Was invited to the grand finale of WEST AFRICAN IDOLS, a straight contest between Omawumi and Timi, by a producer of the competition. Attempting to find parking space was a traumatic experience for everyone and the programme scheduled to start at 5pm didn’t start till upwards of 7pm.
I finally made it in through a row of bouncers at the venue, Planet One, that ensured only people with invitations were allowed in. The bold, the cool and the beautiful were present, perfumed and all with a sprinkling of not-so-cool people who had managed to obtain tickets and proved a nightmare for all those who tried to be seated through the event.
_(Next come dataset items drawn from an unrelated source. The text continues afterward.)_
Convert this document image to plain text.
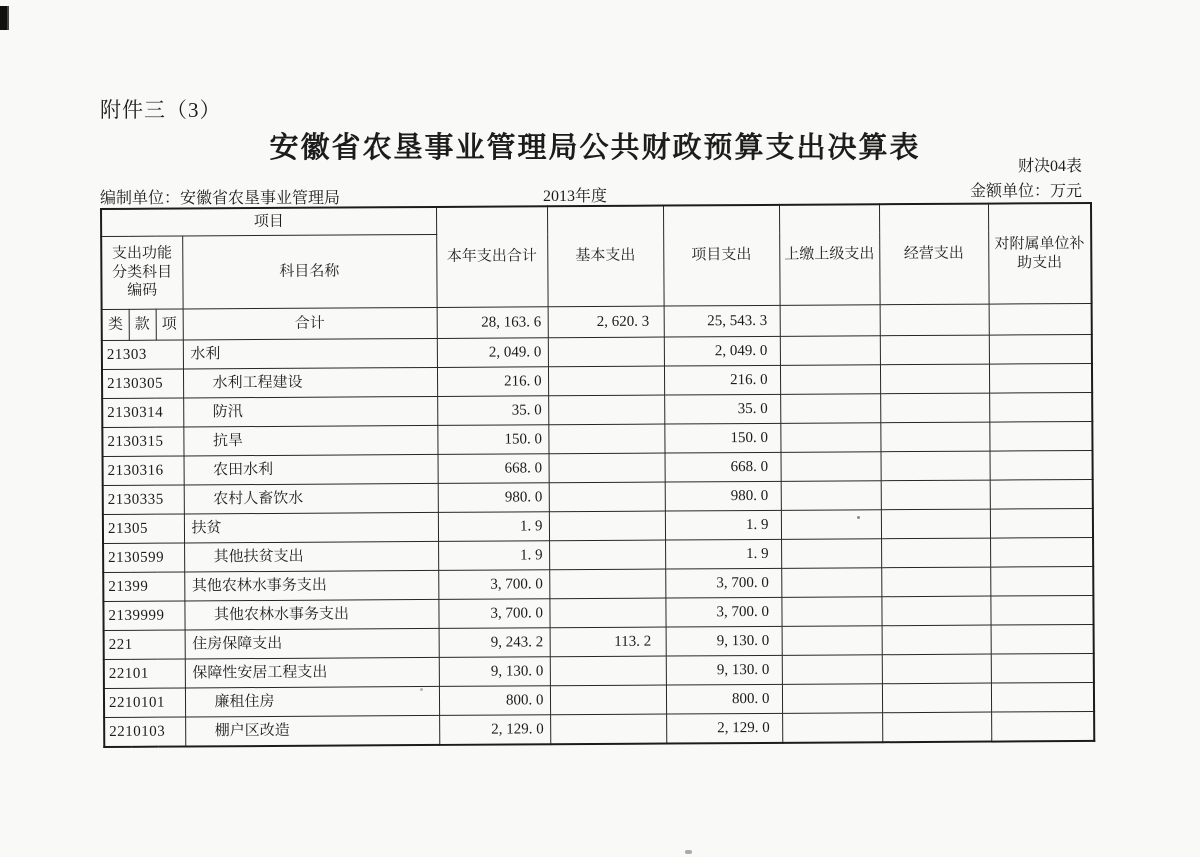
附件三（3）
安徽省农垦事业管理局公共财政预算支出决算表
财决04表
金额单位：万元
编制单位：安徽省农垦事业管理局	2013年度
项目				本年支出合计	基本支出	项目支出	上缴上级支出	经营支出	对附属单位补助支出
支出功能分类科目编码			科目名称						
类	款	项	合计	28, 163. 6	2, 620. 3	25, 543. 3			
21303			水利	2, 049. 0		2, 049. 0			
2130305			水利工程建设	216. 0		216. 0			
2130314			防汛	35. 0		35. 0			
2130315			抗旱	150. 0		150. 0			
2130316			农田水利	668. 0		668. 0			
2130335			农村人畜饮水	980. 0		980. 0			
21305			扶贫	1. 9		1. 9			
2130599			其他扶贫支出	1. 9		1. 9			
21399			其他农林水事务支出	3, 700. 0		3, 700. 0			
2139999			其他农林水事务支出	3, 700. 0		3, 700. 0			
221			住房保障支出	9, 243. 2	113. 2	9, 130. 0			
22101			保障性安居工程支出	9, 130. 0		9, 130. 0			
2210101			廉租住房	800. 0		800. 0			
2210103			棚户区改造	2, 129. 0		2, 129. 0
The ambience of the venue was great, lighting arrangement was fantastic, laser beams of different colours tinting the audience, and the sound effects extrardinary. The seating arrangement of Planet One was a flat one unlike the layered seating of many theatres. This ensured that if a lunatic sat in the seat before yours and had uncontrollable urges to hop up every time there was an exciting moment, you would have problems enjoying the show. These strange people were adequately represented in the audience and you could hear people, seething with rage, telling the hoppers, “Sit down. Sit down, please”.
All the top ten finalists were present and performed either as part of a group or as a duet (Uche and Jodie).
At every opportunity, the brainpower-challenged judge, Dede Mabiaku reminded the whole of Africa that the two finalists came from the Niger Delta area of Nigeria, an appeal to tribal sentiments that is the bane of unity in Nigeria and on the continent as a whole.
Both finalists however were charismatic, talented and knew how to work the crowd. Omawumi was sensuous, long legged and used her appeal well while Timi showed he had discovered what was meant by Star appeal. Omawumi's overt (and therefore threatening) sex appeal might have shot her in the foot with female voters who make up the majority in voters for shows like this.
When the result was announced by the anchor, Magic Mike, Timi had become the first winner of the maiden edition. He and Omawumi hugged, he cried, knelt to praise his creator and sang his new song again, “I love you”, heard for the first time yesterday.
Timi will go far.
As the first risers tried to make it through the exit before the huge crush, we met the doors barred with a bouncer standing in the way and telling us we had to wait till the end, as the recording hadn’t finished. The Nigerian factor. My logical explanation that I didn’t sign a contract to stay till the very end didn’t impress the “crowd designer”.
As I stood contemplating the bouncer, a voice next to me said, “The people voted. If it had been up to those three judges, Omawumi would have won”.
It’s good to know some election results get counted properly.